Son haftalarda Mesut Barzani dahil, Kürt yöneticilerinin PKK terörü, Türkiye ile ilişkiler ve daha genel olarak Irak’ın toprak bütünlüğüyle ilgili beyanları, neredeyse 180 derecelik bir dönüşü yansıttı. Tabii bütün bu gelişmeler, Ankara’daki yeni değerlendirmeler de dikkate alındı ve MGK’nın açıklamasında da yer alan bir açılım için zemin oluşturdu...
Kısacası, şartlar nihayet Ankara ile K. Irak’taki Kürt liderliği arasında direkt ve resmi bir diyalog için olgunlaşmış bulunuyor.
Ne var ki, karşılıklı güvenin tam olarak kurulması ve yeni bir yakınlaşma dönemine girilebilmesi için, daha kat edilecek çok yol var.
Özel temsilci Özçelik, Neçirvan Barzani ile görüşmesini Bağdat’ta yapacak, Erbil’de değil. Bu da, özellikle Türk tarafının bu yolda ufak, ama emin adımlarla ilerlemek istediğini (kimilerine göre de çekingen davrandığını) gösteriyor.

Önce güven
Dün İstanbul’da köşe yazarlarıyla görüşen Başbakanlık Başdanışmanı Prof. Ahmet Davutoğlu’nun ve özel temsilci Özçelik’in de belirttikleri gibi, önemli olan bu ilk resmi görüşmenin yapılabilmesidir.
Bundan beklenen ilk ve esas sonuç da, yeni bir psikolojik havanın, bir güven ortamının oluşturulmasıdır.
Iraklı Kürtlerin Türkiye’nin K. Irak’taki topraklarda gözü olmadığını, son operasyonların sadece PKK terörünü hedef aldığına, oradaki halka ve kurulan düzene yönelik olmadığına inanması gerek...
Türkiye’nin de bölgesel Kürt yönetiminin PKK’ya destek vermediği, aksine onun K. Irak’ı Türkiye’ye karşı saldırılar için kullanmasını engellediği konusunda emin olması lazım...

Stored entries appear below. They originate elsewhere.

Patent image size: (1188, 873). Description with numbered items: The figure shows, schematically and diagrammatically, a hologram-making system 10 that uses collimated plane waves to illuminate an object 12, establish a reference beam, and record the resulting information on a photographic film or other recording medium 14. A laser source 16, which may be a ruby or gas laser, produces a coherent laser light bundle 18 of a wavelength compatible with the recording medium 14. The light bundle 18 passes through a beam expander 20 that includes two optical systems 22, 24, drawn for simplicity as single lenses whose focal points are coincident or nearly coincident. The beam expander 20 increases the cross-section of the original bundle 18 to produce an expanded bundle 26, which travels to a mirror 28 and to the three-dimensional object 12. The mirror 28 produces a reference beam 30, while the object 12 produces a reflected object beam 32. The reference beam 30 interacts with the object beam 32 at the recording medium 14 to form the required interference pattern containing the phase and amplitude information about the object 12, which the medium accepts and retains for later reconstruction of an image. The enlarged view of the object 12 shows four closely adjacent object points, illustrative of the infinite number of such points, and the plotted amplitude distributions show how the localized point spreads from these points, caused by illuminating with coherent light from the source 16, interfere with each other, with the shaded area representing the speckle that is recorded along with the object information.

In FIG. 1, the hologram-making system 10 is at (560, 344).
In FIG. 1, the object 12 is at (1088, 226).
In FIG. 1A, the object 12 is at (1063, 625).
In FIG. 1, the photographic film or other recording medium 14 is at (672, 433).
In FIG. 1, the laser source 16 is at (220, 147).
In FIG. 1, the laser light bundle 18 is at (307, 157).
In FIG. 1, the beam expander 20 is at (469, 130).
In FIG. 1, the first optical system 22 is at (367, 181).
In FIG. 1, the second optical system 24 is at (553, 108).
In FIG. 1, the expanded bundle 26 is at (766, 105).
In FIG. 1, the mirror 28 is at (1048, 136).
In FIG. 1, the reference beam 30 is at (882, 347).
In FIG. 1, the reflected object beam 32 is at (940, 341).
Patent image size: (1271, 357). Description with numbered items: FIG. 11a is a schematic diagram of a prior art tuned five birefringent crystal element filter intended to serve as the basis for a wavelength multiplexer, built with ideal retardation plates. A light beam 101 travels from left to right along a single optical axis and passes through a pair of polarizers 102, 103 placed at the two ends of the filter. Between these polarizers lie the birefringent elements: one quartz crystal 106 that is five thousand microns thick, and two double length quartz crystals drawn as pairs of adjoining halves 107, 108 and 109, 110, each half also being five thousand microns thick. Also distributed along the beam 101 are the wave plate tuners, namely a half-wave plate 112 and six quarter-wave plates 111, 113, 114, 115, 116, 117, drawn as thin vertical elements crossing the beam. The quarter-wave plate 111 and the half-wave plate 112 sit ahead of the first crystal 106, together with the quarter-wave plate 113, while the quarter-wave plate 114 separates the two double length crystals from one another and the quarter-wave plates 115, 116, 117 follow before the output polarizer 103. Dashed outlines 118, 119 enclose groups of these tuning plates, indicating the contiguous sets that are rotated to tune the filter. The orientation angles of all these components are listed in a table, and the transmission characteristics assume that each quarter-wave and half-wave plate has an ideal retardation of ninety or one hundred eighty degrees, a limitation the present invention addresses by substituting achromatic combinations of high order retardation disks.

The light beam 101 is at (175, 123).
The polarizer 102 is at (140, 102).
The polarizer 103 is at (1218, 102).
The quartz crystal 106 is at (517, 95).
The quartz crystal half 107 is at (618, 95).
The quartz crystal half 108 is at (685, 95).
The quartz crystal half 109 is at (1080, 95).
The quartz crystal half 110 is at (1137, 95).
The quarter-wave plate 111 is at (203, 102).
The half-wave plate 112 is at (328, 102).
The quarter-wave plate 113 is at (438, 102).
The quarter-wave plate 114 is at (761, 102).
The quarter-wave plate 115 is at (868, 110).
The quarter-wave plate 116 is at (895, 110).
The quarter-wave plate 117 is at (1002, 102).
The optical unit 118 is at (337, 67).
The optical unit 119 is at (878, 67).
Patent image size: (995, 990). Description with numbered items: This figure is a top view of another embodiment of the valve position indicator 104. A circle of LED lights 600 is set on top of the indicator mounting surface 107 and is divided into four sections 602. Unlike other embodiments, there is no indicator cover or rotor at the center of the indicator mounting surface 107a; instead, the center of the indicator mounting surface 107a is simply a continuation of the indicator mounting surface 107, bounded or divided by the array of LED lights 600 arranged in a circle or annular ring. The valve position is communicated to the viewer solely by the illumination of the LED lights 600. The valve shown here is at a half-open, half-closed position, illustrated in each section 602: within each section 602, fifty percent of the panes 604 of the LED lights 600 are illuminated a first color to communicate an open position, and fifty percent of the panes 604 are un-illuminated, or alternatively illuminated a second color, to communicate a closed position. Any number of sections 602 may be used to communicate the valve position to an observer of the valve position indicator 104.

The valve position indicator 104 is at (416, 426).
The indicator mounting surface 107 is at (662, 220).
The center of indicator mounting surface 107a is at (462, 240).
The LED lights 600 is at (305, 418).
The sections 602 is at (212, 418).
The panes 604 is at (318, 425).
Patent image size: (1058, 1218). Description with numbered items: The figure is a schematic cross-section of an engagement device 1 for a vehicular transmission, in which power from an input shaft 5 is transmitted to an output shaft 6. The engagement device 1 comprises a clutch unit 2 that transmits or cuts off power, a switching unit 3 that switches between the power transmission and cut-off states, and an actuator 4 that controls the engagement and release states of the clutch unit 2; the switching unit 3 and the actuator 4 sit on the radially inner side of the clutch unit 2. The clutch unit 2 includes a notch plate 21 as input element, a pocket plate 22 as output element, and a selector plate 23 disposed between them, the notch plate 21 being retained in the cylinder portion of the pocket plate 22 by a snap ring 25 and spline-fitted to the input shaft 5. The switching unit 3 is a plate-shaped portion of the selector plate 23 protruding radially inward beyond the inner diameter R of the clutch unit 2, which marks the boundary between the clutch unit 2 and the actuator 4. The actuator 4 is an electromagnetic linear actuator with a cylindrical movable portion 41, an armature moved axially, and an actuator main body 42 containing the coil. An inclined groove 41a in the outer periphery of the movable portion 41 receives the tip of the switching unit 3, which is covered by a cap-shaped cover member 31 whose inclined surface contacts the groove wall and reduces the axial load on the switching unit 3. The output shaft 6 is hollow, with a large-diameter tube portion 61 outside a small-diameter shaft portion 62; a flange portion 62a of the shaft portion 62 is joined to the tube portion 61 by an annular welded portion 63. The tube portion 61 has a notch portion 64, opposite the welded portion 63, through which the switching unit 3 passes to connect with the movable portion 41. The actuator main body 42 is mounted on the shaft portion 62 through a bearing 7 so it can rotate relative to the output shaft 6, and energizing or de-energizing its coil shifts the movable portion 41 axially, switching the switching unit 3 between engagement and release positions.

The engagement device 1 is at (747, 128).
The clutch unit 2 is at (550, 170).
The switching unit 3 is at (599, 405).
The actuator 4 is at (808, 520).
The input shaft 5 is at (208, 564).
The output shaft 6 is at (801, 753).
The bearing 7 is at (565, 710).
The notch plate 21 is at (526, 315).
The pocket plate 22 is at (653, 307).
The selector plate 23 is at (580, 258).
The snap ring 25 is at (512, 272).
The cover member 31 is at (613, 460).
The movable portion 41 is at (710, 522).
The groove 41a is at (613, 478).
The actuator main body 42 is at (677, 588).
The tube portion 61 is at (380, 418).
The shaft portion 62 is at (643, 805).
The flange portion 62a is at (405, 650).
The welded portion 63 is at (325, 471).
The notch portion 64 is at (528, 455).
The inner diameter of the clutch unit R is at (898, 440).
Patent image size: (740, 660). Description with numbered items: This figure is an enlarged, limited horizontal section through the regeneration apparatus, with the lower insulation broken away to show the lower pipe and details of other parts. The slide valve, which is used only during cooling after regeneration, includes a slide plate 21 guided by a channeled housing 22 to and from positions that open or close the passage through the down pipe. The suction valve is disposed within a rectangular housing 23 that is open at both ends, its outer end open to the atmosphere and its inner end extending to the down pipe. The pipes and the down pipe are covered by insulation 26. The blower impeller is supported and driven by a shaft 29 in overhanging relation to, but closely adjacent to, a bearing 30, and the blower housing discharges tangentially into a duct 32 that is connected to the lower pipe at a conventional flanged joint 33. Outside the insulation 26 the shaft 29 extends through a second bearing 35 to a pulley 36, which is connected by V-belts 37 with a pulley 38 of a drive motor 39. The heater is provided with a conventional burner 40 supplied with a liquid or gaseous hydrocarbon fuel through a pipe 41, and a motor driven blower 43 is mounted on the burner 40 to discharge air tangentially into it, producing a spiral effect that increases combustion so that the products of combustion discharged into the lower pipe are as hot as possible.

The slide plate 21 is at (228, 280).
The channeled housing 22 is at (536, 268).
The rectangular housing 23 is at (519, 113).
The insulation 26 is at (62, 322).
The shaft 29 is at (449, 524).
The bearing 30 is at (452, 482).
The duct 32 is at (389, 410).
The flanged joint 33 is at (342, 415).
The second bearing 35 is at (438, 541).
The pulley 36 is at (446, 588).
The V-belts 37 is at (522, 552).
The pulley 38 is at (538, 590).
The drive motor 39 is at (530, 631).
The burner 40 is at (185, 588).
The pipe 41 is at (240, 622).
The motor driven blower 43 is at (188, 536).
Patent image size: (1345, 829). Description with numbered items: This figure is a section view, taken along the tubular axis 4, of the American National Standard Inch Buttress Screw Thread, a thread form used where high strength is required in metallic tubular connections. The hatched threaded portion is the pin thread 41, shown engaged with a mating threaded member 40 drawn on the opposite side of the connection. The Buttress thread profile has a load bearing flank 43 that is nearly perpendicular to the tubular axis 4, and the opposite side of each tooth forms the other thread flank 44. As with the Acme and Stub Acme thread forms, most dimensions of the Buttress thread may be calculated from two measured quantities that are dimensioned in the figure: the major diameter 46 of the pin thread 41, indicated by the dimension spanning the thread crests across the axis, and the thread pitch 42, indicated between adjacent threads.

Eğer diyaloğun başında bir güven ortamı yaratılabilirse, yakınlaşma, hatta işbirliği yolu açılmış olacaktır. Bu, her iki tarafın çıkarlarına hizmet edecek olan çeşitli ekonomik alanlarda (ticaretten enerjiye kadar) işbirliği projelerine yönelmelerine imkân sağlayacaktır.
Irak bütününde olduğu gibi kuzeydeki Kürt yönetimiyle ilişkilerde de PKK ipoteğini kaldırmanın zamanı gelmiştir. Karşılıklı ilişkiler ve işbirliği geliştirildikçe, bu ipoteğin kalkması da kolaylaşır.